While setting the story in an environment that has casteist prejudices, Manjule never overplays the relationships.  Everyone is playing out his expected part within the given society, this is what expresses the horror and tragedy of the situation.  It is Jabya the protagonist who is trying to cut through these divisions with his unrequited love for Shalu. But his movement towards the object of his desire is informed by a great faith that exists on a level of fantasy which perpetually gets stymied by the reality of the world he inhabits. Through the mysterious character of Chankya, the director is able to expand on his themes with subtlety. In the film’s village fair section, motifs recur  at various points, the whole sequence appears carnivalesque in nature,  where  one gets the feeling that all barriers have dissolved, the sacred and profane mingle; with remarkable skill the director surgically reconfigures the space isolating the protagonist within that frenzied milieu.

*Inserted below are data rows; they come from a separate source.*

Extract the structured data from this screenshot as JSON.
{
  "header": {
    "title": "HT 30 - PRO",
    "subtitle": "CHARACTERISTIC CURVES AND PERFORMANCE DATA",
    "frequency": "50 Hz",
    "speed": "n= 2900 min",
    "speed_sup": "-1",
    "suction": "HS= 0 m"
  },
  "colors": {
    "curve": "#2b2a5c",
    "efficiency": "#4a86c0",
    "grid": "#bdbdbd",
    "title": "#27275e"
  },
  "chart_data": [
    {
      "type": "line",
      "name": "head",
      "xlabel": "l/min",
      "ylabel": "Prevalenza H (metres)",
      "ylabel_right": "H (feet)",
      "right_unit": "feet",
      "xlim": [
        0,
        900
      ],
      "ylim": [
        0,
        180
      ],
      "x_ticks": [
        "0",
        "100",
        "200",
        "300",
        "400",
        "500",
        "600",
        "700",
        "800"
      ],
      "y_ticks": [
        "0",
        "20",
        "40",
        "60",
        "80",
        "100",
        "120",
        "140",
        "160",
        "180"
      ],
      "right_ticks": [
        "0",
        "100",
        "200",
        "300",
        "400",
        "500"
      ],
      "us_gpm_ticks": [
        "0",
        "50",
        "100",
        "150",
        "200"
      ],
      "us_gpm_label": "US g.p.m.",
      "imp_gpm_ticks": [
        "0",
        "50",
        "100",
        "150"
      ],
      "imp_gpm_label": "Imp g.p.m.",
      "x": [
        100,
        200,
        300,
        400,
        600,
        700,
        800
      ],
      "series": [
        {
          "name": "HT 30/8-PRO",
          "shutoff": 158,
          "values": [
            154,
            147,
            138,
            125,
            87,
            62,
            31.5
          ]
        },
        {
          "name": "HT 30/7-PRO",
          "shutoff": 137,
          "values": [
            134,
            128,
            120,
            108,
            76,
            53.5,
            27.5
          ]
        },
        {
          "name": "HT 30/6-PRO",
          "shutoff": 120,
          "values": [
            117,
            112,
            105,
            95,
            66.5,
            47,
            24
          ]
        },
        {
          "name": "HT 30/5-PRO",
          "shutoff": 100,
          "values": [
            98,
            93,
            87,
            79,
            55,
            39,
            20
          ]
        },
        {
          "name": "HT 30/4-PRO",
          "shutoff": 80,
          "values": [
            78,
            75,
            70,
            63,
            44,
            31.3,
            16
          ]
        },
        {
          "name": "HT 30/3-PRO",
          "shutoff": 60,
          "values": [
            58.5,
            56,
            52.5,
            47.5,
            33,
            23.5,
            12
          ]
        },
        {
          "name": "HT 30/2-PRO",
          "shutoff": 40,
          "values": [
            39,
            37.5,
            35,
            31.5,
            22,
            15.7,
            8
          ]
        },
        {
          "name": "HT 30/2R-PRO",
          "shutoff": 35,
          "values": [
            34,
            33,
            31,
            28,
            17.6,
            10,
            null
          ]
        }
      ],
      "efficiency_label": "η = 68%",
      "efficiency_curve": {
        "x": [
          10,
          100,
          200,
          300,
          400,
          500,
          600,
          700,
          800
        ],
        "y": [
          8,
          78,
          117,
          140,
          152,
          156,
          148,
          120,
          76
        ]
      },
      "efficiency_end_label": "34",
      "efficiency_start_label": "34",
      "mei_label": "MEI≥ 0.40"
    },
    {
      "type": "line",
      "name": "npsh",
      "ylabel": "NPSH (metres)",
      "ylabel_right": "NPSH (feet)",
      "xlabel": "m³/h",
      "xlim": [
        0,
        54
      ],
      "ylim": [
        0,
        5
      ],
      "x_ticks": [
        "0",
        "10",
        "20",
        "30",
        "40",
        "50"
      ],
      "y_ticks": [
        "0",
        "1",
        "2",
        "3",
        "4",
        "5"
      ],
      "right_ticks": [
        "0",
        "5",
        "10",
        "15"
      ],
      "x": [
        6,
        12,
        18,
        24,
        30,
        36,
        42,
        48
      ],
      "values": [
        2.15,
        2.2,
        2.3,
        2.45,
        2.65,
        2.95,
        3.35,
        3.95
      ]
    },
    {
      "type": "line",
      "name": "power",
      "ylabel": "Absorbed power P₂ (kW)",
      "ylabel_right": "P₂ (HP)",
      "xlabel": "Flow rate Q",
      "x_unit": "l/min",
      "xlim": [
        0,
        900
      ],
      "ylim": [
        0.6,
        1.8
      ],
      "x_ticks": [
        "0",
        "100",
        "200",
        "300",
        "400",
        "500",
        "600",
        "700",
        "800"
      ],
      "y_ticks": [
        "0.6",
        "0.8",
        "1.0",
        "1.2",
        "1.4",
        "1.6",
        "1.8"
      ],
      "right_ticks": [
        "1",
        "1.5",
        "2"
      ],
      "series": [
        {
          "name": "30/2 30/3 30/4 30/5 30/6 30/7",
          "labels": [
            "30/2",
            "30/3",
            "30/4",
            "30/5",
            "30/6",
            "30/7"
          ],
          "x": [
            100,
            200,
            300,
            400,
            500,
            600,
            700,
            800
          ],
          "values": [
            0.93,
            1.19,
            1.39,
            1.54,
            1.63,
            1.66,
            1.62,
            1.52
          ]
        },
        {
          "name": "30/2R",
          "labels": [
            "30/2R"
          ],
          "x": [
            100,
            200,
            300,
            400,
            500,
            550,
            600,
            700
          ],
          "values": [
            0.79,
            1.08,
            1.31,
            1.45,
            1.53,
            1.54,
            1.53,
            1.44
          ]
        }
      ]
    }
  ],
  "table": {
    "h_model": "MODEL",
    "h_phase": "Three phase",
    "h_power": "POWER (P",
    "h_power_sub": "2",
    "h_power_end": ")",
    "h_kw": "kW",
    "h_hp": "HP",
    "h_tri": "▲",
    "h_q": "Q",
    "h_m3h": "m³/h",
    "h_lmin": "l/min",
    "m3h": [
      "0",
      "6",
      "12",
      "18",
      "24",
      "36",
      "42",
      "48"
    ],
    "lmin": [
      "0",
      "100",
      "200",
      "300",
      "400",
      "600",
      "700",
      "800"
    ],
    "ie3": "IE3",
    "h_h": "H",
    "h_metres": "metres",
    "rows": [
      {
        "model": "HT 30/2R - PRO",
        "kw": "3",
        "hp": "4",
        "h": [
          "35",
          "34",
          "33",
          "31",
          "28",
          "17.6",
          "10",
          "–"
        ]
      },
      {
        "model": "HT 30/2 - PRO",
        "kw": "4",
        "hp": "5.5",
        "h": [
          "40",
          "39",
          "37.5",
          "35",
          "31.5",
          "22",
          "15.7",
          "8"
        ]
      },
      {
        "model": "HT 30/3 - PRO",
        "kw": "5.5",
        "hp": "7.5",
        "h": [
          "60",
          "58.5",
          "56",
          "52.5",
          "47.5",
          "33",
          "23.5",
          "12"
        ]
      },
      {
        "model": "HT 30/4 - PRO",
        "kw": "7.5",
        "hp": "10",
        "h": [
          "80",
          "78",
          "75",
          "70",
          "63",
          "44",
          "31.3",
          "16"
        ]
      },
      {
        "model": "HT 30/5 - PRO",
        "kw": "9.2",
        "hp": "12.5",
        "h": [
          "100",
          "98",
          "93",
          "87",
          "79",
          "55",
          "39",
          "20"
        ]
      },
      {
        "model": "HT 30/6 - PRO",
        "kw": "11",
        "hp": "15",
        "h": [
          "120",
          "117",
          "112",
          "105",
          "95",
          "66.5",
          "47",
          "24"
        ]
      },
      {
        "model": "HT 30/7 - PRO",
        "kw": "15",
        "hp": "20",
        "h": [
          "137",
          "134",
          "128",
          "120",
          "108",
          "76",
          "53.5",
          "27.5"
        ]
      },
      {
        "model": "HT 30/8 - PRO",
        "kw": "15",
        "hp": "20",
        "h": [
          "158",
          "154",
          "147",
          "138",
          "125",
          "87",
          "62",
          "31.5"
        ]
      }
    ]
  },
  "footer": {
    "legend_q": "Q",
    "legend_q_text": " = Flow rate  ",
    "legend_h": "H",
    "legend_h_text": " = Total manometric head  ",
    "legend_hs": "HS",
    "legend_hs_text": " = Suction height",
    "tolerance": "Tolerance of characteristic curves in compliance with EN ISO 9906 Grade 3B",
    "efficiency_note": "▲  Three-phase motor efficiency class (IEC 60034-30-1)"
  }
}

The film is paced to evoke the rhythms of life present in the environment only to shift gears at moments of crisis.  In relation to the rest of the film the last section (which ends with the stone thrown towards the camera) while in itself a symbol of revolt, carries with it the burden of a possible tragedy to come.

All the actors (I do not know if some of them are non-professional) are judicially chosen to express the characters they play and none of them disappoint. The director also understands how to use faces to their optimal advantage.

Using dead time and making it resonate needs a certain skill, and Manjule pulls it off.

While I am told the film has been appreciated and has done well, it is a pity it doesn’t get the kind of mileage that rubbish like Queen with Kangana Ranaut gets and Shubhra Gupta (in her Indian Express review) exults over: “Stop press: I have just seen an honest-to-goodness, full-fledged, full-bodied film. A FILM, hear me?” To this, one can only say: “BALLS. Film, my arse.” It’s more like a corporate morale-boosting AV that is a compilation of plausible sequences that may ring true in the most banal way. Predictable stuff geared to warm the cockles of the viewers’ hearts (Woody Allen in an early film says, there’s nothing like warm cockles). Besides it has the stupidest use of flashbacks I’ve ever seen and I’ve seen some pretty awful ones.

While I’m happy Fandry has been liked by audiences, I hope people, whatever their response be, appreciate it for the rich text it is. It needs to be seen on screen, it would lose on small home formats.  Queen, other than scale, would be the same experience even if seen on a mobile phone

Before ending, I must mention a couple of places where there are problems. One being: too many cutaways to shots of the school  before the pig-hunt starts, and second: the motivation used to make Shalu turn towards Jabya and his buddy Pirya seems a bit forced, as we have already realised earlier in the sequence what the director is trying to express.

Unlike the posturing of many directors, who these days keep harping about being different and in truth are only deluded in believing they are unique, this director, while he may not use a radically new form, ploughs the familiar with an honest rigor, finding truths and arriving at a form that is tenuous but rich, opening out possibilities and arriving at a place his contemporaries are incapable of. Kabir Mohanty, the great artist largely working with video, in his illuminating talk (at Jnanapravaha Mumbai) a couple of years ago, said that staking a claim to being different for its own sake is pathetic.

What makes Manjule someone to watch out for is that Fandry makes us aware of an artist who has an awareness of “Art” and that his is a quest to express the truth he seeks through it.

– Kiran David




  1. Vistasp said,

    Very interesting. Now I must watch this movie.

  2. Samindra Das said,

    You have hit it on the nail. Post after watching the film for almost 10 minutes I just sat on my stationary 2-wheeler and tried to appreciate the richness of the film.